The IRS has tried to regulate the tax preparation business by proposing new rules that would force tax preparers to be licensed and certified. But in 2012, three tax preparers filed suit in federal court saying the agency did not have the authority to issue the new regulations. The courts have agreed. In February, the U.S. District Court of Appeals affirmed a 2013 ruling that the IRS does not in fact have the power to license tax preparers.
The Institute for Justice, a libetarian public interest law firm, joined the lawsuit to block the IRS's effort to regulate. Dan Alban, an attorney with the Institute for Justice, has argued that the rules would put small tax preparers out of business in favor of big companies like H&R Block. He has also said that the root problem with tax preparation has to do with the byzantine nature of the country's tax code -- not a lack of regulation. "The sheer complexity of the federal tax code makes it notoriously difficult to prepare tax returns without any errors," said Alban at the Senate hearing on Tuesday.
Alban also argues that the IRS already had enough tools to keep track of tax preparers by requiring them to have an individualized number, called a PTIN. This solution, he says, allows the government to easily identify bad actors--and at a lower cost to everyone compared to requiring classes and licensing.

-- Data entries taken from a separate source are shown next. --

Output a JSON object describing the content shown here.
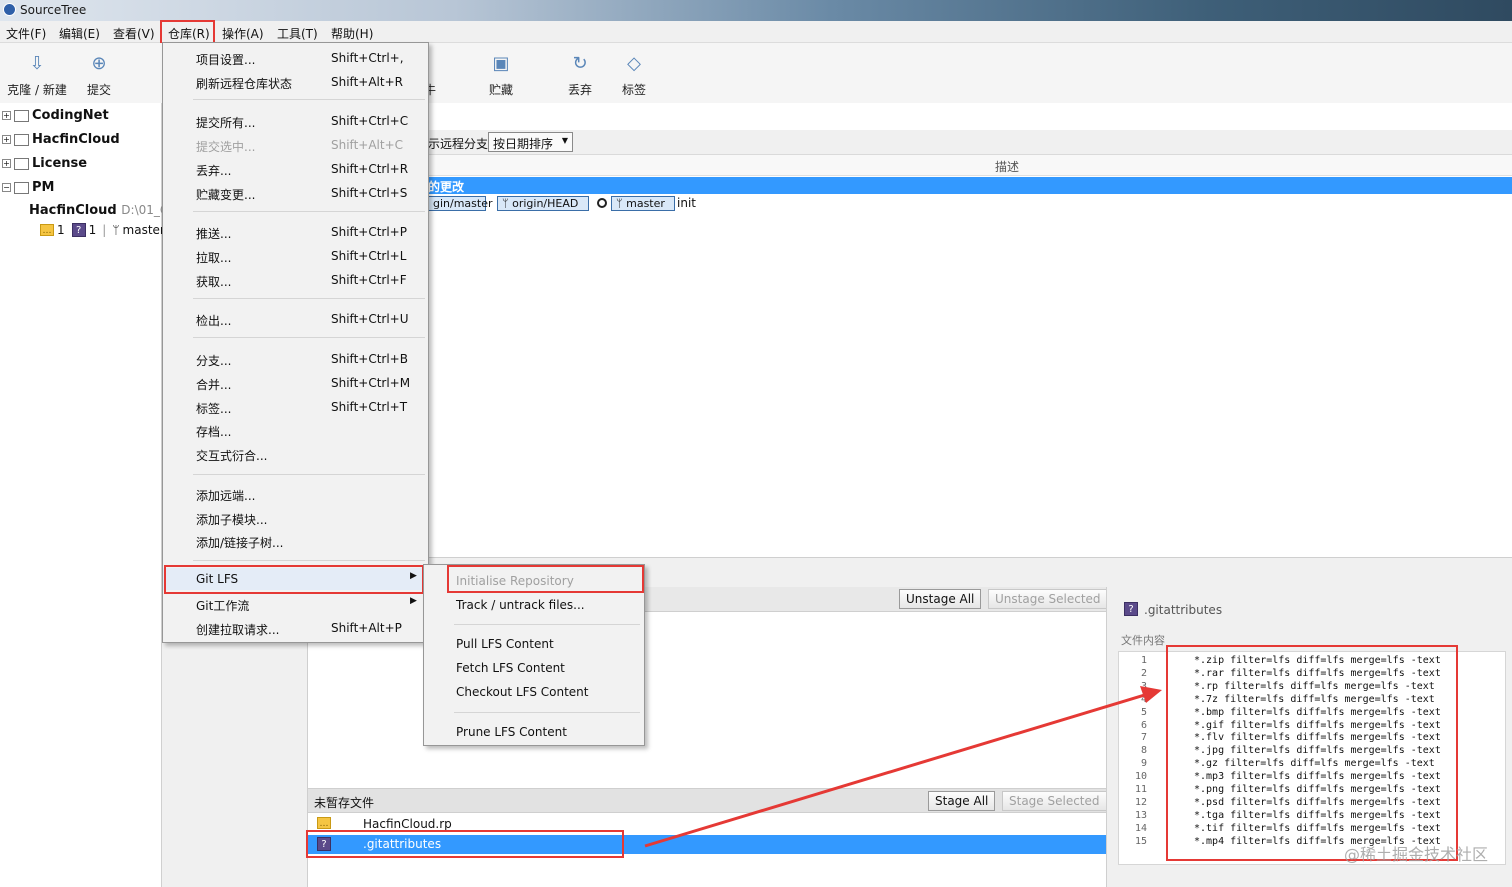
{
  "window": {
    "title": "SourceTree"
  },
  "menubar": [
    "文件(F)",
    "编辑(E)",
    "查看(V)",
    "仓库(R)",
    "操作(A)",
    "工具(T)",
    "帮助(H)"
  ],
  "toolbar": {
    "clone": "克隆 / 新建",
    "commit": "提交",
    "partial": "牛",
    "stash": "贮藏",
    "discard": "丢弃",
    "tag": "标签"
  },
  "sidebar": {
    "repos": [
      "CodingNet",
      "HacfinCloud",
      "License",
      "PM"
    ],
    "active_repo": {
      "name": "HacfinCloud",
      "path": "D:\\01_Co",
      "modified": "1",
      "untracked": "1",
      "branch": "master"
    }
  },
  "filter": {
    "remote_label": "示远程分支",
    "sort": "按日期排序"
  },
  "log": {
    "col_desc": "描述",
    "selected_row": "的更改",
    "tags": [
      "gin/master",
      "origin/HEAD",
      "master"
    ],
    "commit_msg": "init"
  },
  "repo_menu": {
    "items": [
      {
        "label": "项目设置...",
        "shortcut": "Shift+Ctrl+,"
      },
      {
        "label": "刷新远程仓库状态",
        "shortcut": "Shift+Alt+R"
      },
      {
        "label": "提交所有...",
        "shortcut": "Shift+Ctrl+C"
      },
      {
        "label": "提交选中...",
        "shortcut": "Shift+Alt+C"
      },
      {
        "label": "丢弃...",
        "shortcut": "Shift+Ctrl+R"
      },
      {
        "label": "贮藏变更...",
        "shortcut": "Shift+Ctrl+S"
      },
      {
        "label": "推送...",
        "shortcut": "Shift+Ctrl+P"
      },
      {
        "label": "拉取...",
        "shortcut": "Shift+Ctrl+L"
      },
      {
        "label": "获取...",
        "shortcut": "Shift+Ctrl+F"
      },
      {
        "label": "检出...",
        "shortcut": "Shift+Ctrl+U"
      },
      {
        "label": "分支...",
        "shortcut": "Shift+Ctrl+B"
      },
      {
        "label": "合并...",
        "shortcut": "Shift+Ctrl+M"
      },
      {
        "label": "标签...",
        "shortcut": "Shift+Ctrl+T"
      },
      {
        "label": "存档...",
        "shortcut": ""
      },
      {
        "label": "交互式衍合...",
        "shortcut": ""
      },
      {
        "label": "添加远端...",
        "shortcut": ""
      },
      {
        "label": "添加子模块...",
        "shortcut": ""
      },
      {
        "label": "添加/链接子树...",
        "shortcut": ""
      },
      {
        "label": "Git LFS",
        "shortcut": ""
      },
      {
        "label": "Git工作流",
        "shortcut": ""
      },
      {
        "label": "创建拉取请求...",
        "shortcut": "Shift+Alt+P"
      }
    ]
  },
  "lfs_menu": [
    "Initialise Repository",
    "Track / untrack files...",
    "Pull LFS Content",
    "Fetch LFS Content",
    "Checkout LFS Content",
    "Prune LFS Content"
  ],
  "staged": {
    "unstage_all": "Unstage All",
    "unstage_selected": "Unstage Selected"
  },
  "unstaged": {
    "header": "未暂存文件",
    "stage_all": "Stage All",
    "stage_selected": "Stage Selected",
    "files": [
      "HacfinCloud.rp",
      ".gitattributes"
    ]
  },
  "preview": {
    "filename": ".gitattributes",
    "section": "文件内容",
    "lines": [
      "*.zip filter=lfs diff=lfs merge=lfs -text",
      "*.rar filter=lfs diff=lfs merge=lfs -text",
      "*.rp filter=lfs diff=lfs merge=lfs -text",
      "*.7z filter=lfs diff=lfs merge=lfs -text",
      "*.bmp filter=lfs diff=lfs merge=lfs -text",
      "*.gif filter=lfs diff=lfs merge=lfs -text",
      "*.flv filter=lfs diff=lfs merge=lfs -text",
      "*.jpg filter=lfs diff=lfs merge=lfs -text",
      "*.gz filter=lfs diff=lfs merge=lfs -text",
      "*.mp3 filter=lfs diff=lfs merge=lfs -text",
      "*.png filter=lfs diff=lfs merge=lfs -text",
      "*.psd filter=lfs diff=lfs merge=lfs -text",
      "*.tga filter=lfs diff=lfs merge=lfs -text",
      "*.tif filter=lfs diff=lfs merge=lfs -text",
      "*.mp4 filter=lfs diff=lfs merge=lfs -text"
    ]
  },
  "watermark": "@稀土掘金技术社区",
  "colors": {
    "selection": "#3399ff",
    "annotation": "#e53935",
    "icon_blue": "#5a86b8"
  }
}
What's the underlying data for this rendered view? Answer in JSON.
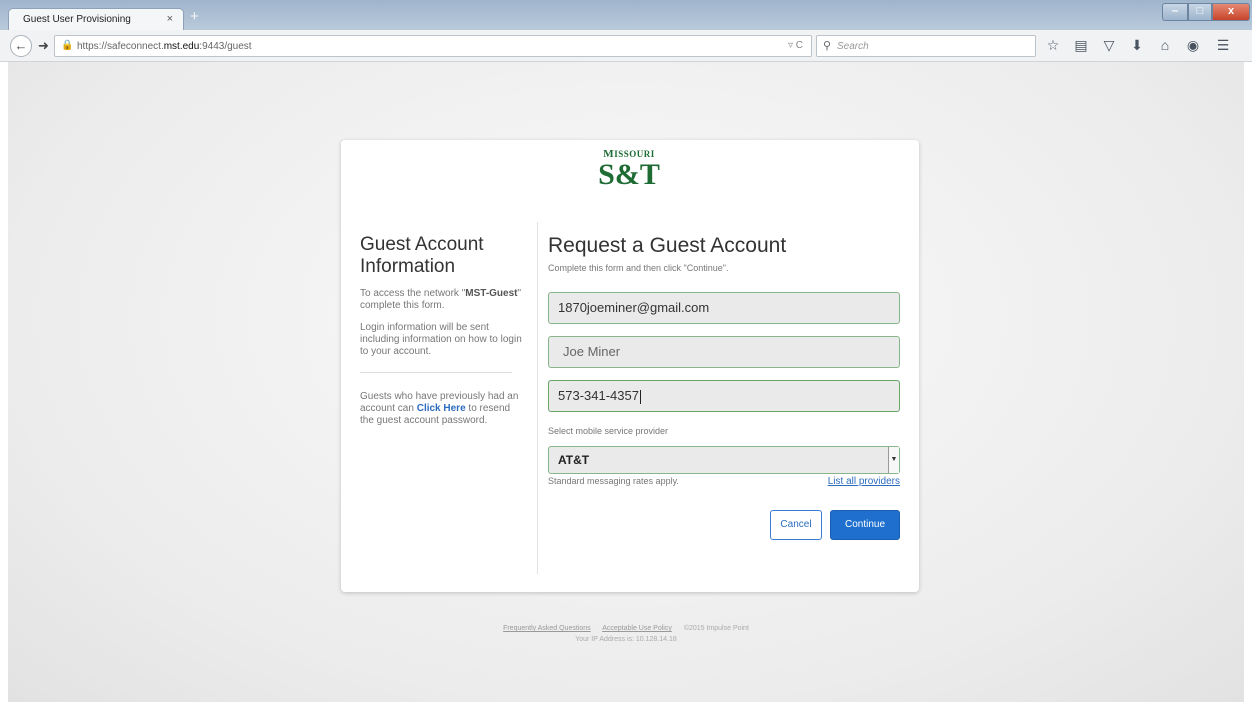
{
  "browser": {
    "tab_title": "Guest User Provisioning",
    "tab_close": "×",
    "new_tab": "+",
    "url_prefix": "https://safeconnect.",
    "url_domain": "mst.edu",
    "url_suffix": ":9443/guest",
    "url_tools": "▿ C",
    "search_placeholder": "Search",
    "window_controls": {
      "minimize": "‒",
      "maximize": "□",
      "close": "x"
    }
  },
  "logo": {
    "line1_a": "M",
    "line1_b": "ISSOURI",
    "line2": "S&T"
  },
  "info": {
    "title": "Guest Account Information",
    "p1_a": "To access the network \"",
    "p1_b": "MST-Guest",
    "p1_c": "\" complete this form.",
    "p2": "Login information will be sent including information on how to login to your account.",
    "p3_a": "Guests who have previously had an account can ",
    "p3_link": "Click Here",
    "p3_b": " to resend the guest account password."
  },
  "form": {
    "title": "Request a Guest Account",
    "subtitle": "Complete this form and then click \"Continue\".",
    "email": "1870joeminer@gmail.com",
    "name": "Joe Miner",
    "phone": "573-341-4357",
    "provider_label": "Select mobile service provider",
    "provider_selected": "AT&T",
    "rates_note": "Standard messaging rates apply.",
    "list_providers": "List all providers",
    "cancel_label": "Cancel",
    "continue_label": "Continue"
  },
  "footer": {
    "faq": "Frequently Asked Questions",
    "aup": "Acceptable Use Policy",
    "copyright": "©2015 Impulse Point",
    "ip_line": "Your IP Address is: 10.128.14.18"
  },
  "colors": {
    "accent": "#1e6fce",
    "logo_green": "#1e6b34",
    "field_border": "#88b589"
  }
}
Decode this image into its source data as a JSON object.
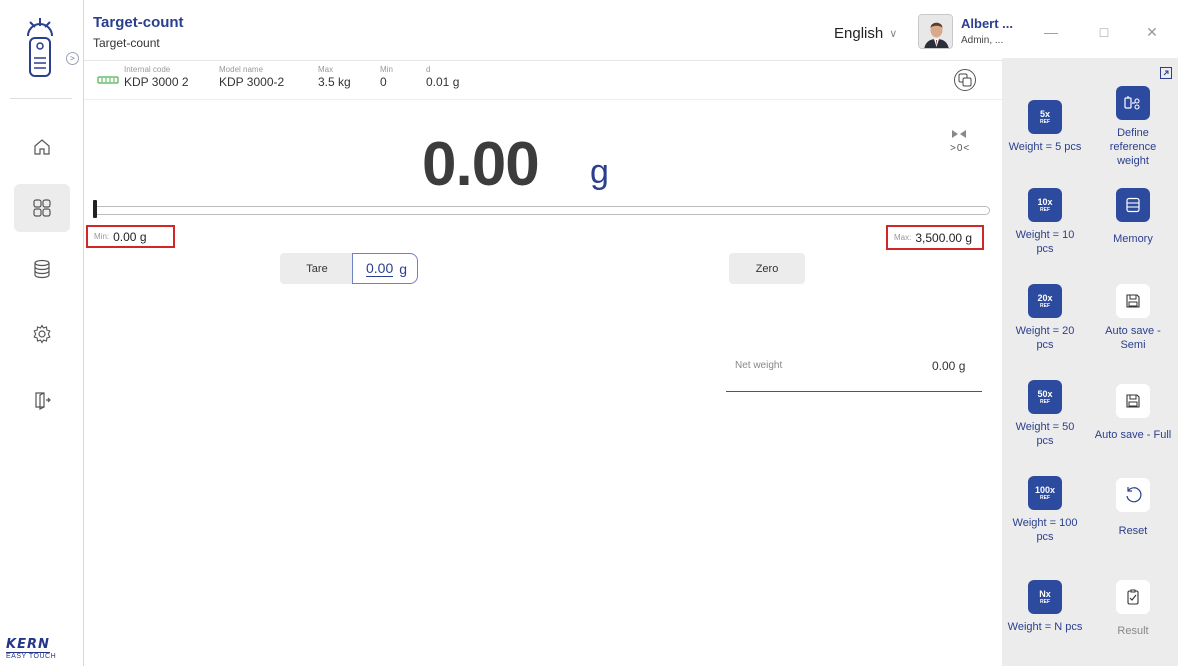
{
  "app": {
    "title": "Target-count",
    "subtitle": "Target-count",
    "language": "English",
    "user": {
      "name": "Albert ...",
      "role": "Admin, ..."
    }
  },
  "brand": {
    "line1": "KERN",
    "line2": "EASY TOUCH"
  },
  "nav": [
    "home",
    "applications",
    "database",
    "settings",
    "logout"
  ],
  "specs": {
    "internal_code": {
      "label": "Internal code",
      "value": "KDP 3000 2"
    },
    "model_name": {
      "label": "Model name",
      "value": "KDP 3000-2"
    },
    "max": {
      "label": "Max",
      "value": "3.5 kg"
    },
    "min": {
      "label": "Min",
      "value": "0"
    },
    "d": {
      "label": "d",
      "value": "0.01 g"
    }
  },
  "display": {
    "weight": "0.00",
    "unit": "g",
    "zero_indicator": ">0<",
    "min_label": "Min:",
    "min_value": "0.00 g",
    "max_label": "Max:",
    "max_value": "3,500.00 g",
    "bargraph_fraction": 0.0
  },
  "controls": {
    "tare_label": "Tare",
    "tare_value": "0.00",
    "tare_unit": "g",
    "zero_label": "Zero"
  },
  "result": {
    "net_label": "Net weight",
    "net_value": "0.00 g"
  },
  "functions": {
    "ref5": {
      "mult": "5x",
      "ref": "REF",
      "label": "Weight = 5 pcs"
    },
    "ref10": {
      "mult": "10x",
      "ref": "REF",
      "label": "Weight = 10 pcs"
    },
    "ref20": {
      "mult": "20x",
      "ref": "REF",
      "label": "Weight = 20 pcs"
    },
    "ref50": {
      "mult": "50x",
      "ref": "REF",
      "label": "Weight = 50 pcs"
    },
    "ref100": {
      "mult": "100x",
      "ref": "REF",
      "label": "Weight = 100 pcs"
    },
    "refN": {
      "mult": "Nx",
      "ref": "REF",
      "label": "Weight = N pcs"
    },
    "define_ref": {
      "label": "Define reference weight"
    },
    "memory": {
      "label": "Memory"
    },
    "autosave_semi": {
      "label": "Auto save - Semi"
    },
    "autosave_full": {
      "label": "Auto save - Full"
    },
    "reset": {
      "label": "Reset"
    },
    "result": {
      "label": "Result"
    }
  },
  "colors": {
    "accent": "#2a3f8e",
    "button_blue": "#2c4a9e",
    "highlight_red": "#d32626",
    "panel_bg": "#ececec"
  }
}
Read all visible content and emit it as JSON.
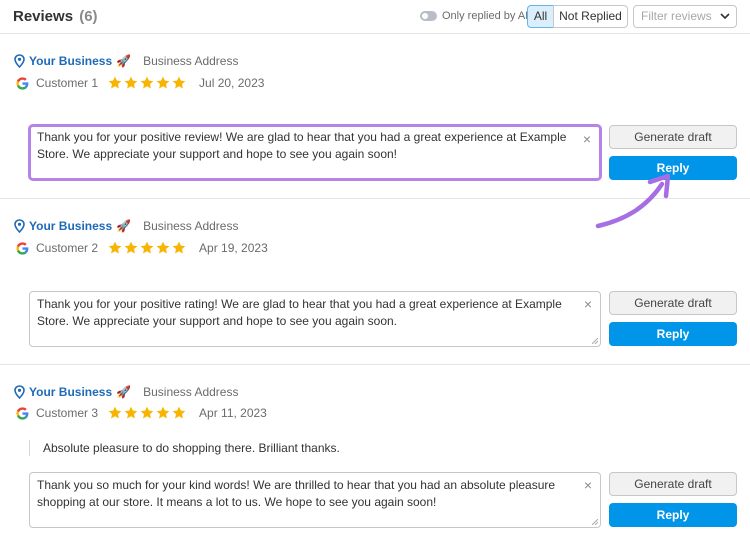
{
  "header": {
    "title": "Reviews",
    "count": "(6)",
    "toggle_label": "Only replied by AI",
    "seg_all": "All",
    "seg_not_replied": "Not Replied",
    "filter_placeholder": "Filter reviews"
  },
  "actions": {
    "generate_label": "Generate draft",
    "reply_label": "Reply",
    "clear_icon": "×"
  },
  "icons": {
    "pin": "location-pin-icon",
    "google": "google-logo-icon",
    "star": "star-icon",
    "rocket": "rocket-icon",
    "chevron": "chevron-down-icon"
  },
  "colors": {
    "accent": "#0095e9",
    "business_name": "#1f6ab8",
    "star": "#f7b500",
    "focus_border": "#b584e6"
  },
  "reviews": [
    {
      "business_name": "Your Business",
      "rocket": "🚀",
      "business_address": "Business Address",
      "customer": "Customer 1",
      "rating": 5,
      "date": "Jul 20, 2023",
      "comment": "",
      "reply_text": "Thank you for your positive review! We are glad to hear that you had a great experience at Example Store. We appreciate your support and hope to see you again soon!"
    },
    {
      "business_name": "Your Business",
      "rocket": "🚀",
      "business_address": "Business Address",
      "customer": "Customer 2",
      "rating": 5,
      "date": "Apr 19, 2023",
      "comment": "",
      "reply_text": "Thank you for your positive rating! We are glad to hear that you had a great experience at Example Store. We appreciate your support and hope to see you again soon."
    },
    {
      "business_name": "Your Business",
      "rocket": "🚀",
      "business_address": "Business Address",
      "customer": "Customer 3",
      "rating": 5,
      "date": "Apr 11, 2023",
      "comment": "Absolute pleasure to do shopping there. Brilliant thanks.",
      "reply_text": "Thank you so much for your kind words! We are thrilled to hear that you had an absolute pleasure shopping at our store. It means a lot to us. We hope to see you again soon!"
    }
  ]
}
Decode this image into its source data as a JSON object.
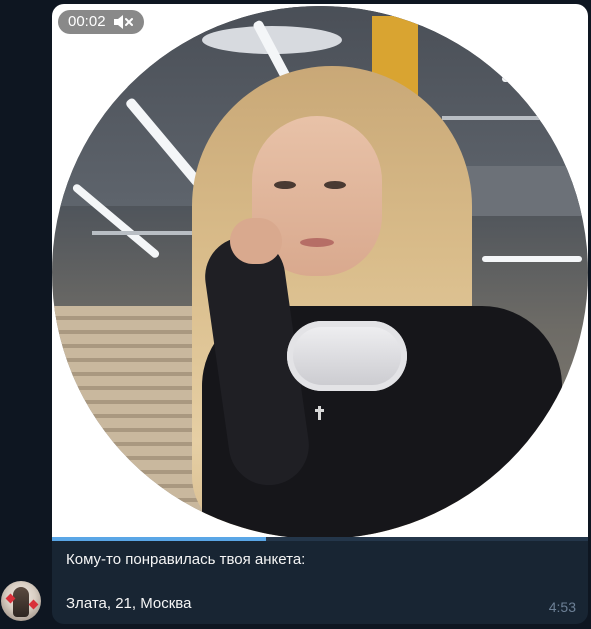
{
  "message": {
    "video_timer": "00:02",
    "mute_icon": "speaker-muted-icon",
    "progress": 0.4,
    "caption_line1": "Кому-то понравилась твоя анкета:",
    "caption_line2": "Злата, 21, Москва",
    "time": "4:53"
  },
  "colors": {
    "chat_background": "#0e1621",
    "bubble": "#182533",
    "progress": "#5aa6e6",
    "time_text": "#6d8096"
  }
}
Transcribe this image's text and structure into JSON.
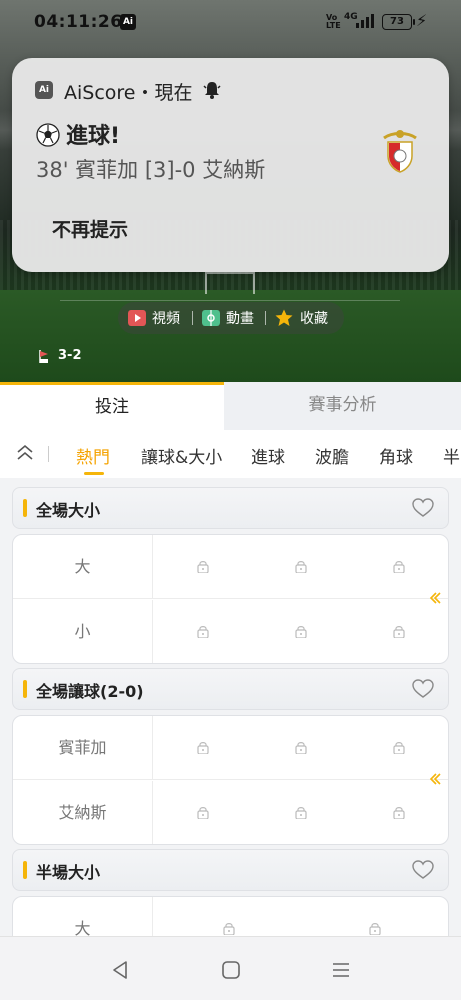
{
  "status_bar": {
    "time": "04:11:26",
    "battery": "73",
    "network": "4G",
    "volte": "Vo LTE"
  },
  "notification": {
    "app_name": "AiScore・現在",
    "app_icon_text": "Ai",
    "title": "進球!",
    "body": "38' 賓菲加 [3]-0 艾納斯",
    "dismiss_label": "不再提示",
    "icons": [
      "football-icon",
      "bell-icon",
      "club-crest-icon"
    ]
  },
  "match_actions": {
    "video_label": "視頻",
    "animation_label": "動畫",
    "favorite_label": "收藏",
    "corner_score": "3-2"
  },
  "tabs": {
    "bet_label": "投注",
    "analysis_label": "賽事分析"
  },
  "categories": [
    "熱門",
    "讓球&大小",
    "進球",
    "波膽",
    "角球",
    "半"
  ],
  "active_category": "熱門",
  "markets": [
    {
      "title": "全場大小",
      "rows": [
        "大",
        "小"
      ]
    },
    {
      "title": "全場讓球(2-0)",
      "rows": [
        "賓菲加",
        "艾納斯"
      ]
    },
    {
      "title": "半場大小",
      "rows": [
        "大"
      ]
    }
  ],
  "colors": {
    "accent": "#f5b50a",
    "active_text": "#f5a300",
    "tab_inactive_bg": "#eef0f3",
    "card_border": "#dfe1e5"
  }
}
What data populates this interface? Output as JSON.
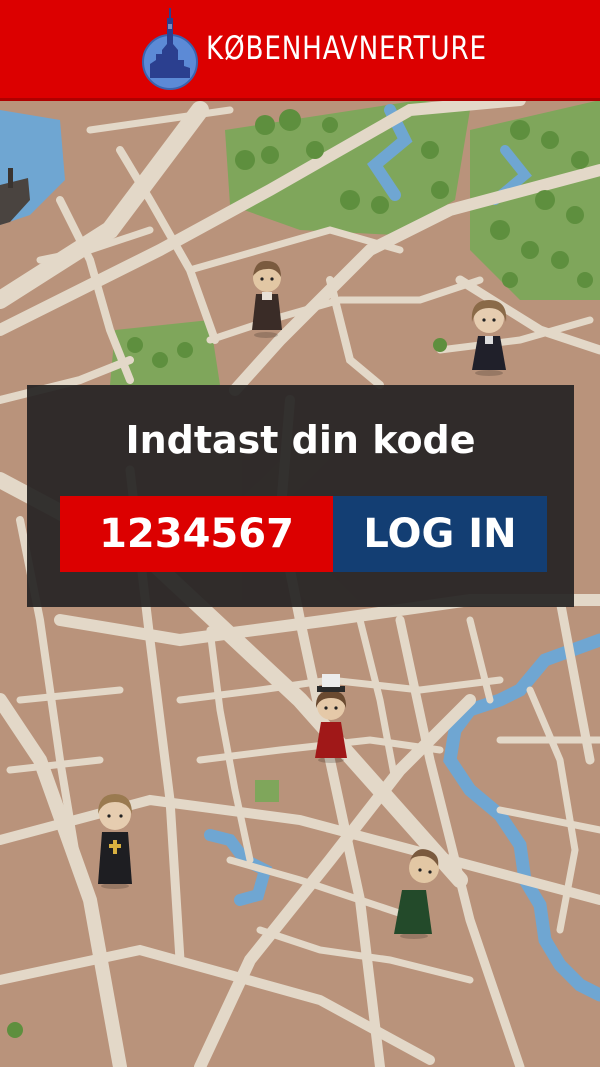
{
  "header": {
    "brand": "KØBENHAVNERTURE",
    "logo_icon": "copenhagen-tower-logo-icon"
  },
  "login": {
    "prompt": "Indtast din kode",
    "code_value": "1234567",
    "button_label": "LOG IN"
  },
  "colors": {
    "header_red": "#dc0000",
    "input_red": "#dc0000",
    "button_blue": "#133e73",
    "panel_dark": "#262423",
    "map_ground": "#b9937b",
    "map_street": "#e3d8c8",
    "map_water": "#6fa6d2",
    "map_park": "#7fa65b"
  },
  "map": {
    "avatars": [
      {
        "name": "man-brown-coat"
      },
      {
        "name": "woman-dark-dress"
      },
      {
        "name": "woman-red-dress-top-hat"
      },
      {
        "name": "priest-black-robe"
      },
      {
        "name": "man-green-coat"
      }
    ]
  }
}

Instead of regulating, the government has turned to prosecuting. In a recent case against Instant Tax Service (ITS), once the fourth-largest tax preparation business in the United States, prosecutors alleged that the company prepared phony W-2s, falsely claimed education and child credits that customers should not have qualified for, reported made-up income figures and even filed income returns without the taxpayer's permission. The behavior was so egregious that a federal court judge ordered the company to shut down its operations immediately, which was "necessary to protect the public and the Treasury," according to U.S. District Judge Timothy S. Black.
These problems are surprisingly widespread, according to a report released in April by the Government Accountability Office. In undercover site visits to 19 randomly selected preparers, only two calculated the right refund amount, according to the report. The errors ranged from giving the taxpayer $52 less to calculating $3,718 more than what they should have received.
The world of tax returns wasn't always so wild. Oddly enough, the advent of software designed to make tax returns easier helped spawn the rise of unscrupulous tax preparers, argues Olson.
Olson, who herself started as an unlicensed tax preparer in 1975, said that back when she entered the business, you had to study the law and take courses to know how to do someone's taxes. "You couldn't just sit down and type in some answers on a machine and have the machine crunch out the numbers," said Olson.
Electronic filing, which sped up how soon people could get refunds, also played a role in changing the culture of tax returns, creating the expectation that people could get refunds immediately, added Olson. Suddenly, people could apply their refunds toward new purchases of televisions, refrigerators or furniture.
Because the IRS does not have the ability to regulate, Olson said there now is interest in allowing tax preparation businesses to voluntarily qualify for a good housekeeping seal of approval that consumers can look out for. Another possibility is that more states will step in and add rules. But advocates warn that having the states intervene could leave tax preparers more confused by a dizzying patchword of rules. And they worry that asking the IRS to catch the errors after the fact is not an option given the extreme budget constraints on the agency.
"You can’t audit your way out of this problem," said Olson.